Zitat (von Martinaaaa):
Lt. meinem Arbeitsvertrag bekomme ich 150 Euro Prämie, wenn ich ein Baby bekomme. Ich bin im November Mutter geworden, aber mein AG hat es nicht ausgezahlt. Im Vertrag steht nur drin, dass ich die 150 Euro bekommen soll, aber nicht explizit wann. Kann ich jedoch davon ausgehen, dass ich es spätestens mit dem letzten Gehalt vor der Elternzeit erwarten darf?
Was konkret steht dazu im Arbeitsvertrag? Gibt es eine separate Betriebsvereinbarung dazu?

Zitat (von Martinaaaa):
Nach §17 BEEG bekomme ich ja den Urlaubsanspruch für einen vollen Kalendermonat. Mein AG gewährt mir aber nur die Kalenderwochen bis zum errechneten Termin. Aber mein Baby ist zwei Wochen nach Termin geboren wodurch sind die Mutterschutzfrist verlängert hat und die Urlaubstage angepasst werden müssten.
Unverständlich. § 17 BEEG regelt nicht Deinen Anspruch, sondern ermöglicht dem Arbeitgeber, Urlaubsansprüche zu kürzen.

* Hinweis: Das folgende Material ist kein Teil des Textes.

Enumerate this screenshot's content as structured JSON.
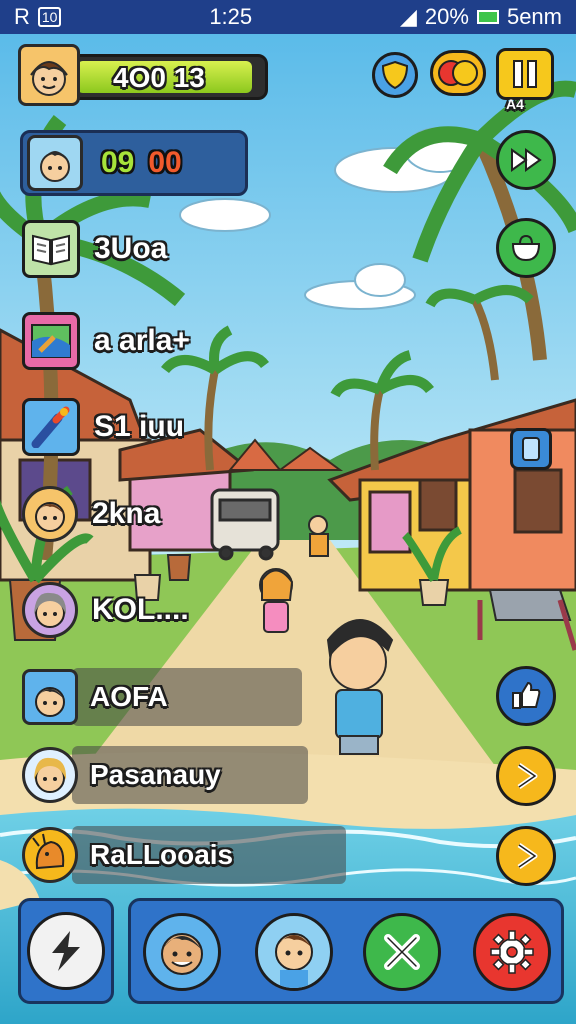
{
  "status_bar": {
    "carrier": "R",
    "badge": "10",
    "time": "1:25",
    "battery": "20%",
    "network": "5enm"
  },
  "player": {
    "xp_text": "4O0 13",
    "xp_progress": 0.95
  },
  "timer": {
    "green_value": "09",
    "red_value": "00"
  },
  "menu": {
    "items": [
      {
        "label": "3Uoa",
        "icon": "book-icon"
      },
      {
        "label": "a arla+",
        "icon": "map-icon"
      },
      {
        "label": "S1 iuu",
        "icon": "tool-icon"
      },
      {
        "label": "2kna",
        "icon": "avatar-icon"
      },
      {
        "label": "KOL....",
        "icon": "avatar-icon"
      }
    ]
  },
  "list": {
    "rows": [
      {
        "label": "AOFA"
      },
      {
        "label": "Pasanauy"
      },
      {
        "label": "RaLLooais"
      }
    ]
  },
  "top_right": {
    "level_label": "A4"
  },
  "icons": {
    "shield": "shield-icon",
    "coins": "coins-icon",
    "pause": "pause-icon",
    "fast_forward": "fast-forward-icon",
    "bag": "bag-icon",
    "phone": "phone-icon",
    "like": "thumbs-up-icon",
    "play": "play-icon",
    "lightning": "lightning-icon",
    "cancel": "cancel-icon",
    "settings": "gear-icon"
  },
  "colors": {
    "accent_blue": "#2f73c9",
    "xp_green": "#8cc81e",
    "timer_red": "#f25a2c",
    "play_yellow": "#f6b81c",
    "cancel_green": "#3eb84b",
    "settings_red": "#e8362f"
  }
}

Siehe auch Dein anderer Thread:
https://www.123recht.de/forum/arbeitsrecht/Urlaubsanspruch-bei-Geburt-nach-errechnetem-Termin-__f618947.html

Zitat (von Martinaaaa):
Zu Beginn der Schwangerschaft war ich 7 Wochen krank geschrieben - also eine Woche im Krankengeld. Die Krankschreibung ging bis Freitags, aber mein AG hat meine Gehalt bis einschließlich Sonntag einbehalten
Das kann korrekt sein. Zur Berechung des Gehalts kann das monatliche Bruttoentgelt durch die tatsächlichen anfallenden Arbeitstage des Monats dividiert werden. Anschließend wird der sich so ergebende Betrag mit der Anzahl der krankheitsbedingt ausfallenden Arbeitstage multipliziert (BAG, Urteil v. 15.2.1978, 5 AZR 739/76).